Direttore del Global Negotiation Project all’università di Harvard e mediatore da più di trent’anni in ambito aziendale e politico, nel libro Il No positivo William Ury mostra come dire No senza pagarne le conseguenze, anzi mantenendo positive le proprie relazioni, personali e professionali. Il cuore del No positivo sta nel dire No iniziando con un Sì e finendo con un altro Sì. Questo aiuta a evitare molte trappole, e a mantenere distacco ed equilibrio nelle emozioni.

A differenza di un No ordinario, che inizia con un No e finisce con un No, un No positivo inizia con Sì e finisce con Sì.

Questa la struttura di un No positivo: Sì! No. Sì? Il primo Sì esprime i nostri interessi, il No afferma il nostro potere, il secondo Sì asseconda il rapporto. Quindi un No positivo equilibra potere e rapporto al servizio dei nostri interessi.

Ci possono aiutare in questo alcuni strumenti particolari della comunicazione, come la 3K structure, le D.I.A.R., le B.A.T.N.A., le S.Y.A.Q. e le S.N.A.Q.

3K (Kiss-kick-kiss) o sandwich structure
Prima un bacio, poi un calcio, e poi un altro bacio. Come un sandwich: la fetta di formaggio, magari anche un po’ ammuffito, in mezzo a due fette di buon pane croccante. O come un po’ di zucchero intorno alla pillola, diceva Mary Poppins. È proprio la struttura per messaggi che possono avere un impatto negativo sul destinatario: una cattiva notizia, un diniego, un rifiuto, un parere negativo, una squalifica, o tutte le situazioni in cui vogliamo confinare la negatività nel contenuto e mantenere positiva la relazione.
Quello a cui bisogna stare attenti è non indorare troppo, perché se metto troppo zucchero c’è il rischio che il messaggio negativo non arrivi. Io devo assicurarmi che l’altro abbia capito che gli sto dicendo di No, altrimenti lo sto ingannando. Questo No è positivo, ma è comunque un No: non è un “ni” e neanche un “vediamo”.

D.I.A.R.
Le D.I.A.R. (domande a illusione di alternativa di risposta) sono domande che creano l’illusione che vi sia la possibilità di scelta tra due alternative opposte tra loro.
Per esempio, se io chiedo “Ci sentiamo stasera o domani mattina?”, lascio all’altro la sensazione di scegliere, ma gli trasmetto la certezza che ci sentiremo.
Un altro esempio classico è quello della madre che chiede al figlio: “Fai i compiti adesso o più tardi?”. Sembra che gli lasci la possibilità di scelta, ma prima o poi il figlio non potrà che fare ciò che la madre gli ha chiesto.
Sono, quindi, due domande chiuse nascoste in una domanda aperta.
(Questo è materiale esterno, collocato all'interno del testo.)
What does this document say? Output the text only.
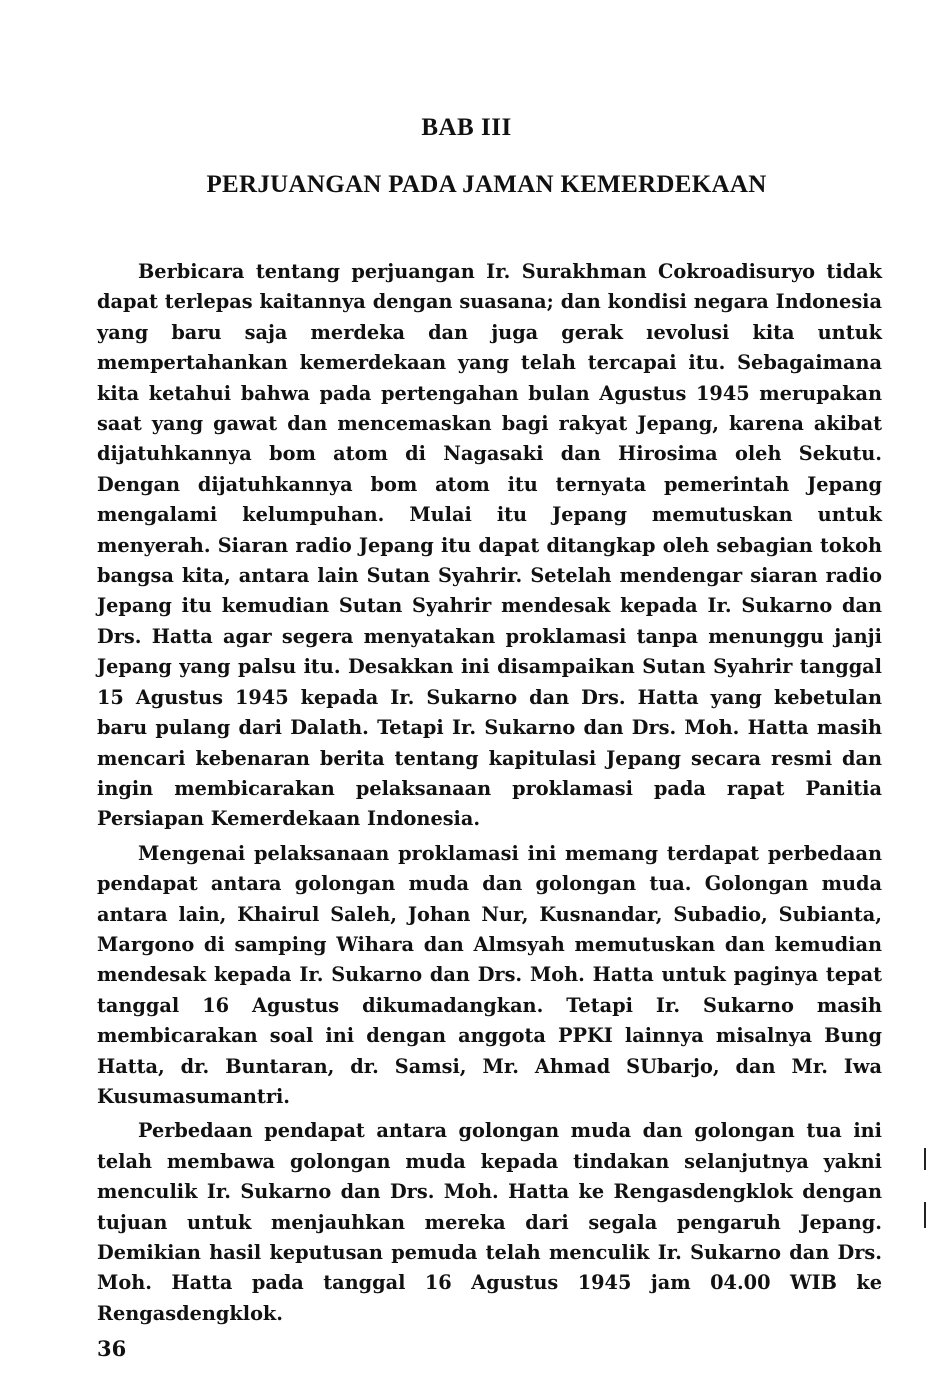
BAB III
PERJUANGAN PADA JAMAN KEMERDEKAAN

Berbicara tentang perjuangan Ir. Surakhman Cokroadisuryo tidak dapat terlepas kaitannya dengan suasana; dan kondisi negara Indonesia yang baru saja merdeka dan juga gerak ıevolusi kita untuk mempertahankan kemerdekaan yang telah tercapai itu. Sebagaimana kita ketahui bahwa pada pertengahan bulan Agustus 1945 merupakan saat yang gawat dan mencemaskan bagi rakyat Jepang, karena akibat dijatuhkannya bom atom di Nagasaki dan Hirosima oleh Sekutu. Dengan dijatuhkannya bom atom itu ternyata pemerintah Jepang mengalami kelumpuhan. Mulai itu Jepang memutuskan untuk menyerah. Siaran radio Jepang itu dapat ditangkap oleh sebagian tokoh bangsa kita, antara lain Sutan Syahrir. Setelah mendengar siaran radio Jepang itu kemudian Sutan Syahrir mendesak kepada Ir. Sukarno dan Drs. Hatta agar segera menyatakan proklamasi tanpa menunggu janji Jepang yang palsu itu. Desakkan ini disampaikan Sutan Syahrir tanggal 15 Agustus 1945 kepada Ir. Sukarno dan Drs. Hatta yang kebetulan baru pulang dari Dalath. Tetapi Ir. Sukarno dan Drs. Moh. Hatta masih mencari kebenaran berita tentang kapitulasi Jepang secara resmi dan ingin membicarakan pelaksanaan proklamasi pada rapat Panitia Persiapan Kemerdekaan Indonesia.

Mengenai pelaksanaan proklamasi ini memang terdapat perbedaan pendapat antara golongan muda dan golongan tua. Golongan muda antara lain, Khairul Saleh, Johan Nur, Kusnandar, Subadio, Subianta, Margono di samping Wihara dan Almsyah memutuskan dan kemudian mendesak kepada Ir. Sukarno dan Drs. Moh. Hatta untuk paginya tepat tanggal 16 Agustus dikumadangkan. Tetapi Ir. Sukarno masih membicarakan soal ini dengan anggota PPKI lainnya misalnya Bung Hatta, dr. Buntaran, dr. Samsi, Mr. Ahmad SUbarjo, dan Mr. Iwa Kusumasumantri.

Perbedaan pendapat antara golongan muda dan golongan tua ini telah membawa golongan muda kepada tindakan selanjutnya yakni menculik Ir. Sukarno dan Drs. Moh. Hatta ke Rengasdengklok dengan tujuan untuk menjauhkan mereka dari segala pengaruh Jepang. Demikian hasil keputusan pemuda telah menculik Ir. Sukarno dan Drs. Moh. Hatta pada tanggal 16 Agustus 1945 jam 04.00 WIB ke Rengasdengklok.

36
A volte accade che io offra al mio interlocutore due possibilità e lui me ne dia una terza: “Quest’estate, mare o montagna?”. Risposta: “E perché non un viaggio per capitali?”. Le D.I.A.R. sono utili con una persona che ha difficoltà a decidere.

B.A.T.N.A.
Best alternatives to the negotiating agreement. Tecnica negoziale, sono uno sviluppo delle D.I.A.R.: se devo dire di no a una proposta, non mi fermo al “no, punto”, ma propongo le mie alternative all’accordo negoziale.
Es. Un cliente mi chiede un appuntamento lunedì mattina alle 10. Io non posso. Invece di dirgli “No, lunedì alle 10 non posso”, gli dico: “Lunedì mattina sono a Bologna. Possiamo vederci martedì pomeriggio, oppure sentirci lunedì via Skype, o se preferisce lunedì alle 10 può parlare con il mio collaboratore che è in sede”. In questo modo gli offro una serie di alternative senza usare la parola “no”.

S.Y.A.Q. e S.N.A.Q.
S.Y.A.Q., Surely yes answered questions: domande che hanno sicuramente risposta positiva.
Es. (A una persona di cui conosco il nome) Francesca, giusto?
Es. Siamo sicuri che due più due faccia quattro?
S.N.A.Q., Surely no answered questions: domande che hanno sicuramente risposta negativa.
Es. Hai mai pensato quanti animali si saranno estinti fra un milione di anni?
Es. Hai mai pensato come sarebbe bello avere le ali?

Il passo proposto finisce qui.